Paul J. Richards / AFP/Getty Images
A Google street view mapping and camera car cruises the streets of Washington, D.C.
Google has agreed to pay $7 million to settle a lawsuit filed by 37 states and the District of Columbia over the firm’s vacuuming of data from home Wi-Fi networks around the world. The settlement ends a long chain of U.S. government legal actions against Google in what has become known as the "Wi-Spy" scandal, but Google still faces numerous legal challenges in Europe and elsewhere.
Between 2008 and 2010, Google's Street View cars, designed to take detailed block-by-block pictures, had an added feature -- they collected data broadcast out of users' homes from unsecured Wi-Fi networks. At the time, most home routers didn't come equipped with encryption by default, so the data haul was enormous, and raised numerous privacy issues.

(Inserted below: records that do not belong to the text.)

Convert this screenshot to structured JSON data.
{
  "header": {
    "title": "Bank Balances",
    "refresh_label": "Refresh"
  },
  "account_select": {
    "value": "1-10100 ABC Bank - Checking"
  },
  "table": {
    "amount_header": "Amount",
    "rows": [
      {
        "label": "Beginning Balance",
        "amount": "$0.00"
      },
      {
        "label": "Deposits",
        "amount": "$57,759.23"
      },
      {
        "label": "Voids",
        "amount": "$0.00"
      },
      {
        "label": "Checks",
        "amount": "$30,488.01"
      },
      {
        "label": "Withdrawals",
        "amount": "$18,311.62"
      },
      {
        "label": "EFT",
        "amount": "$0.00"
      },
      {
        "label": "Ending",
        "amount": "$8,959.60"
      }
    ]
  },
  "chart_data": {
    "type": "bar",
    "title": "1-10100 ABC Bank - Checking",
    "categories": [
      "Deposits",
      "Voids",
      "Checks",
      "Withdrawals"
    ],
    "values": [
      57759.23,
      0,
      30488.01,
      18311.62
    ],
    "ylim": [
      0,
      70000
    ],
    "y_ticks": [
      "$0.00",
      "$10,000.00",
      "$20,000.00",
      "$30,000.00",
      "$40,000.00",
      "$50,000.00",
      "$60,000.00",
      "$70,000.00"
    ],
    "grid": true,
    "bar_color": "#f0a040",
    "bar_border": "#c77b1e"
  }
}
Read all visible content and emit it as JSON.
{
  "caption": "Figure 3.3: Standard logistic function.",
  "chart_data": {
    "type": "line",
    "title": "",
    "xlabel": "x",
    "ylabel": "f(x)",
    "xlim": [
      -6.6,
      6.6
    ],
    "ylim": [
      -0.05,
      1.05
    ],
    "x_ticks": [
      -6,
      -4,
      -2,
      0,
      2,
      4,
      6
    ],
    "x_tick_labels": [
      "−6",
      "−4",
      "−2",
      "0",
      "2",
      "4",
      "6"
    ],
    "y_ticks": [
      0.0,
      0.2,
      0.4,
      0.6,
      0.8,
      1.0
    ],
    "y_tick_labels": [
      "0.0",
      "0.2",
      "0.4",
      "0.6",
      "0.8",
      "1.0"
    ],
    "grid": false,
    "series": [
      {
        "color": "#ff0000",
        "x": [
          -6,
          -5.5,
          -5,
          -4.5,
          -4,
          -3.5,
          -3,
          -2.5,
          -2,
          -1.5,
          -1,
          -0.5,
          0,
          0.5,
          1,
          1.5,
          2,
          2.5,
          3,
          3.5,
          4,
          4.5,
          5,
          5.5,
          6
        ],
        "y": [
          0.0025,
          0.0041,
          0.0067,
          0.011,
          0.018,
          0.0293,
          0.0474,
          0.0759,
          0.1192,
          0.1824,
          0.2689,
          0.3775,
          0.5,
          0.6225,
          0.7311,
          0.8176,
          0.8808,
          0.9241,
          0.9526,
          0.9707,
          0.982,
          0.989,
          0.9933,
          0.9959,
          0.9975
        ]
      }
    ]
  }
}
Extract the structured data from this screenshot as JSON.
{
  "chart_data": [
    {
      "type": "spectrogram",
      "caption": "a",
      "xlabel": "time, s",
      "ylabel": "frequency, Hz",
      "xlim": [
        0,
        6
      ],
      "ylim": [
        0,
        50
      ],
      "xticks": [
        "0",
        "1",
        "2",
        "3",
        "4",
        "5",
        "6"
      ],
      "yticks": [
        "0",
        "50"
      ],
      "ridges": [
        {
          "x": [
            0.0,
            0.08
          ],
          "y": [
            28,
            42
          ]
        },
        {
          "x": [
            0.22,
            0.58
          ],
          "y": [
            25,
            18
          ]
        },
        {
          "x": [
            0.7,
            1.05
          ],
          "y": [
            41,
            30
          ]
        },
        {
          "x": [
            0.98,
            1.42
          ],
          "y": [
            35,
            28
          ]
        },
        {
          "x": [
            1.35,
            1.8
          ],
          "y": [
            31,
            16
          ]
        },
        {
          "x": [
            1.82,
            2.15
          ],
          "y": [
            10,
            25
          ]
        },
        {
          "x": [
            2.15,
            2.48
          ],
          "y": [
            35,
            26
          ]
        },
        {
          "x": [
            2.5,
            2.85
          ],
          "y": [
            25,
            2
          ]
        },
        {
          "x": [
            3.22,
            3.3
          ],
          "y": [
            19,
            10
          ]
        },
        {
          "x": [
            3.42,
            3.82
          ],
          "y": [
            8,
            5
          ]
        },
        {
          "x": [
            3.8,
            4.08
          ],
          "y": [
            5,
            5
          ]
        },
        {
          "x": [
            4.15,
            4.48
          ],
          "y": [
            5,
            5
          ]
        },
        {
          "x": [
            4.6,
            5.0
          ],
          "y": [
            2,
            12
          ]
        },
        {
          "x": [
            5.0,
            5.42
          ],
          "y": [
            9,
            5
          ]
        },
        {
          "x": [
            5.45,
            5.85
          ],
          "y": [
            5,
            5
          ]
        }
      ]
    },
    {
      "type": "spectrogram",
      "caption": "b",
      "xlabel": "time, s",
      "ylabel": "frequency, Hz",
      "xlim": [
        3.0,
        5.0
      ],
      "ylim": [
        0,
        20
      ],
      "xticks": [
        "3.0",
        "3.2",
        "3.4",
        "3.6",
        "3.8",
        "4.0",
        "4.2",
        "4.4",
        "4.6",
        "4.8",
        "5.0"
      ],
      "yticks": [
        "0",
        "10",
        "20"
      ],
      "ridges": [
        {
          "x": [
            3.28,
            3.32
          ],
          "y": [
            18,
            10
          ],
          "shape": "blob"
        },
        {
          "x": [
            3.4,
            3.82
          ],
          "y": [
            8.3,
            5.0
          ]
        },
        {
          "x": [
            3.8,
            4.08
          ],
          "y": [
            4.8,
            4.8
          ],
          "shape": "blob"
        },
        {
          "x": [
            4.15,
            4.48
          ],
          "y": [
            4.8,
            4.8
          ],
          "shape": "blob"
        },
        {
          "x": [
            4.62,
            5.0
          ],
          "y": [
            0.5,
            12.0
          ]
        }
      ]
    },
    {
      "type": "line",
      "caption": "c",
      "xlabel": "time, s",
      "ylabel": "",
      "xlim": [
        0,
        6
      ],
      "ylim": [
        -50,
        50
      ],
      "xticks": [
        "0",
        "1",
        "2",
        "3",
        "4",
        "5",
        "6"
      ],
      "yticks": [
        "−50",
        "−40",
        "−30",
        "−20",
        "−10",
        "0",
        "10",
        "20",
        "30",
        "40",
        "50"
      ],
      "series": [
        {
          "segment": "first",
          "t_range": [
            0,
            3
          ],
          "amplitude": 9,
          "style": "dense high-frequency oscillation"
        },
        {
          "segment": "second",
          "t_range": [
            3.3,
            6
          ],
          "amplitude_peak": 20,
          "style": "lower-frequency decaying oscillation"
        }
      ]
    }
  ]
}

Google has admitted its mistake, but maintained that the collection wasn't illegal because the data was collected from public locations and broadcast by the victims in plain text. Still, the episode has been embarrassing for the company, and it has repeatedly said it has implemented new procedures to prevent a similar episode.
The most disturbing part of the Wi-Spy scandal is that Google blames it on a rogue engineer, though according to an investigation conducted by the Federal Communications Commission, the engineer told others at the company about the data collection. It's alarming to think about the privacy disasters that could be created by a rogue employee or group of employees who work inside a company with massive data collection power, like Google. The FCC fined Google $25,000 for allegedly obstructing its investigation, but took no further action against the company.
“Consumers have a right to protect their vital personal and financial information from improper and unwanted use by corporations like Google,” said New York Attorney General Schneiderman in a statement about the attorneys general settlement. “This settlement addresses privacy issues and protects the rights of people whose information was collected without their permission. My office will continue to hold corporations accountable for violating the rights of New Yorkers.”
Google agreed to destroy the data as part of the settlement and to launch an employee privacy training program that it must continue for 10 years.
"We work hard to get privacy right at Google. But in this case we didn't, which is why we quickly tightened up our systems to address the issue," Google said in a statement to NBC News. "The project leaders never wanted this data, and didn't use it or even look at it. We're pleased to have worked with Connecticut Attorney General George Jepsen and the other state attorneys general to reach this agreement."
The Electronic Privacy Information Center maintains a detailed list of legal actions in the Wi-Spy scandal, including links to details on ongoing investigations around the globe.